Le panneau Multiplayer room relie une scène à un serveur de jeu Colyseus. Un serveur de test partagé et gratuit est disponible sans compte ni configuration ; un projet peut aussi recevoir son propre serveur. La salle est identifiée par un code de partage que vous pouvez garder pour vous ou distribuer.

Fichiers lus et écrits#

Format natif.engine
Imports.glb, .gltf, .obj, .fbx, .png, .svg, .mp4, .webm, .mov, .scene
Exportsune compilation web, une compilation native ordinateur/mobile, scene.glb + scene.json

Envoyer vers les autres ateliers#

Accepte les maillages de Sculpt, Retopo et Pigment, les scènes entières de Render, le pixel art, les animations, les jeux de matériau PBR de Matter, les squelettes 2D, les projets vidéo, les images, l'art vectoriel et les objets Vectra.

Produit des squelettes 2D.

Une maquette d'écran Vectra arrive en structure, pas en image.
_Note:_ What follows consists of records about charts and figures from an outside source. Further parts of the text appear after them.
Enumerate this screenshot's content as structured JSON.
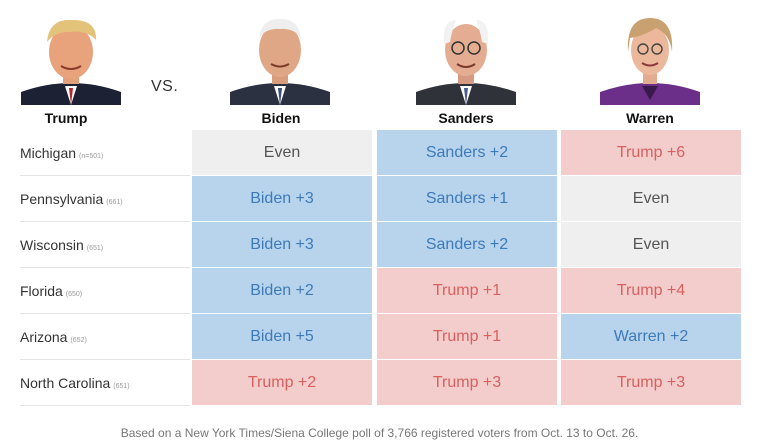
{
  "vs_label": "VS.",
  "candidates": [
    {
      "name": "Trump"
    },
    {
      "name": "Biden"
    },
    {
      "name": "Sanders"
    },
    {
      "name": "Warren"
    }
  ],
  "chart_data": {
    "type": "table",
    "columns": [
      "Biden",
      "Sanders",
      "Warren"
    ],
    "rows": [
      {
        "state": "Michigan",
        "n": "(n=501)",
        "cells": [
          {
            "text": "Even",
            "leader": "even"
          },
          {
            "text": "Sanders +2",
            "leader": "dem"
          },
          {
            "text": "Trump +6",
            "leader": "rep"
          }
        ]
      },
      {
        "state": "Pennsylvania",
        "n": "(661)",
        "cells": [
          {
            "text": "Biden +3",
            "leader": "dem"
          },
          {
            "text": "Sanders +1",
            "leader": "dem"
          },
          {
            "text": "Even",
            "leader": "even"
          }
        ]
      },
      {
        "state": "Wisconsin",
        "n": "(651)",
        "cells": [
          {
            "text": "Biden +3",
            "leader": "dem"
          },
          {
            "text": "Sanders +2",
            "leader": "dem"
          },
          {
            "text": "Even",
            "leader": "even"
          }
        ]
      },
      {
        "state": "Florida",
        "n": "(650)",
        "cells": [
          {
            "text": "Biden +2",
            "leader": "dem"
          },
          {
            "text": "Trump +1",
            "leader": "rep"
          },
          {
            "text": "Trump +4",
            "leader": "rep"
          }
        ]
      },
      {
        "state": "Arizona",
        "n": "(652)",
        "cells": [
          {
            "text": "Biden +5",
            "leader": "dem"
          },
          {
            "text": "Trump +1",
            "leader": "rep"
          },
          {
            "text": "Warren +2",
            "leader": "dem"
          }
        ]
      },
      {
        "state": "North Carolina",
        "n": "(651)",
        "cells": [
          {
            "text": "Trump +2",
            "leader": "rep"
          },
          {
            "text": "Trump +3",
            "leader": "rep"
          },
          {
            "text": "Trump +3",
            "leader": "rep"
          }
        ]
      }
    ]
  },
  "colors": {
    "even_bg": "#efefef",
    "dem_bg": "#b8d4ec",
    "dem_text": "#3d7ab8",
    "rep_bg": "#f3cccc",
    "rep_text": "#d9605e"
  },
  "footnote": "Based on a New York Times/Siena College poll of 3,766 registered voters from Oct. 13 to Oct. 26."
}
Elle devient une hiérarchie de HUD que l'Engine peut disposer et scripter: la différence entre un design qu'on peut brancher et une capture d'écran d'un design.

Raccourcis#

Cmd/Ctrl + K atteint les commandes propres à l'Engine depuis la palette, aux côtés des commandes globales. L'Engine a aussi son propre panneau de raccourcis clavier, cherchable, dans ses paramètres; il en a bien plus qu'il n'en tiendrait sur la page des raccourcis.

Limites et pannes courantes#

  • Une vue vide, c'est en général le navigateur, pas la scène. L'Engine exige WebGL 2 ; vérifiez que l'accélération matérielle est active.
  • Systems et Tools partagent un tiroir. Si un panneau « a disparu », il est probablement dans l'autre.
  • La console est le premier endroit où regarder, pas le dernier : elle relie les erreurs à l'entité qui les a levées.
  • Un composant ajouté en cours de partie ne survit pas forcément à l'arrêt. Lisez le bandeau qui apparaît quand vous arrêtez.
  • La physique 2D et la physique 3D n'ont pas le même solveur, même si les points d'entrée de script sont identiques. Un contact au repos en 2D est détecté avec une peau de 2 mm, parce que le solveur ramène la pénétration à exactement zéro avant la détection.